Ses oeuvres n’ont jamais abandonné cette pulsion dont Petr Kral disait qu’elle sert « de décharge aux visions accumulées et déversées sur la toile avec autant de fureur que l’oeil en a d’abord mis à les engloutir ». Et il est vrai qu’elles sont toute une brocante de rêves impossibles car monstrueux.
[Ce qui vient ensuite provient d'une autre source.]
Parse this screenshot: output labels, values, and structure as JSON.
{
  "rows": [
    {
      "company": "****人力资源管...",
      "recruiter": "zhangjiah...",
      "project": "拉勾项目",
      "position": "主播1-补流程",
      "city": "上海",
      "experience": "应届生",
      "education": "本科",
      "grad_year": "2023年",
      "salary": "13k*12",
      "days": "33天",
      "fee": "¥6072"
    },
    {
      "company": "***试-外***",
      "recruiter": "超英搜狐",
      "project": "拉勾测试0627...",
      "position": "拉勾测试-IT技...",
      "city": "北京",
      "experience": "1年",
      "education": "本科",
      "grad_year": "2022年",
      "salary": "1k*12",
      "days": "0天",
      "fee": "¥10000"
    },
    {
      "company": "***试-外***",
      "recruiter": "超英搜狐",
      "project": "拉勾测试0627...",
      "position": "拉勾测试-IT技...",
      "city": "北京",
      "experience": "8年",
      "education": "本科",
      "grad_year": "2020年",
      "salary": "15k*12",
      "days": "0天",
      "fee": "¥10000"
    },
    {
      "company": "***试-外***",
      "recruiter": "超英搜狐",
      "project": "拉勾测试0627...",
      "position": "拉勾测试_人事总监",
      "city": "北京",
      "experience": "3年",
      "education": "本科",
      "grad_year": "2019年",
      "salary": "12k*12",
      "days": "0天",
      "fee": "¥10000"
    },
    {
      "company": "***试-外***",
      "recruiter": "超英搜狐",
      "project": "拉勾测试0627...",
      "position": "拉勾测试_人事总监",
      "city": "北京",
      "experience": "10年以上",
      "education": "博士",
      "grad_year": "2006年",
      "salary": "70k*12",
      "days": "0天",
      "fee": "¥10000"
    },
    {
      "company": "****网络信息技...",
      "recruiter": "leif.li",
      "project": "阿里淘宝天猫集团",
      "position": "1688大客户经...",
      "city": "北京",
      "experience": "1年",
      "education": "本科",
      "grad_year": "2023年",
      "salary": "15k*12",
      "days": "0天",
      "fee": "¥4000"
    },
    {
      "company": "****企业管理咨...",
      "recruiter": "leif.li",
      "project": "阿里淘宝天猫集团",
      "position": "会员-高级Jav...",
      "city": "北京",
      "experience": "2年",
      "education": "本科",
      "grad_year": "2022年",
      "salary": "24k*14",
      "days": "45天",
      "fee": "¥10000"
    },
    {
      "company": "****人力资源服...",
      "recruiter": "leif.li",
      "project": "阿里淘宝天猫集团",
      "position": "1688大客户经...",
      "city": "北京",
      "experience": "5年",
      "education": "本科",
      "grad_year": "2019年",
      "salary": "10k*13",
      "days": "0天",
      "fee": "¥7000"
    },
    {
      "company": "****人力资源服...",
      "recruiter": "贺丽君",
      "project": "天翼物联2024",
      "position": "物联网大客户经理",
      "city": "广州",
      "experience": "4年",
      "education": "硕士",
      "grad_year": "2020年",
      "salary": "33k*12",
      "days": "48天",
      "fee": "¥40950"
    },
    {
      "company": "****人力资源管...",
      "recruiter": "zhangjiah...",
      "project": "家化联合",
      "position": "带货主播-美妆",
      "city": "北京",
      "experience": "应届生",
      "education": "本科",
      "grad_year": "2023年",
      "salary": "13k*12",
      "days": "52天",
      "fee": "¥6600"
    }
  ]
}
On dirait que dans ses dessins les créatures de Tanguy se sont précipitées les unes contre les autres en se désintégrant et en s’interpénétrant.

Ce sont des moments du passage de morceaux d’objets irreconnaissables, en errance, comme autant d’aliments désagrégés qui se déversent au niveau de l’épigastre lors d’une digestion gargantuesque. Entre le terrestre et le cosmique, entre le cataclysmique et le réjouissant, entre l’industriel et l’intestinal, Erben nous invite à jouer avec les fragments du monde pour mieux nous en venger… […]

Extrait de l’article de Michel Remy paru dans le n° 157 d’Infosurr.


Roman Erben, Obrazy, kresby, asambláže, 1980-2020 [Peintures, Dessins, Assemblage], 30 juin – 18 juillet 2021, Praha [Prague]
(République tchèque), Galerie Nová síň.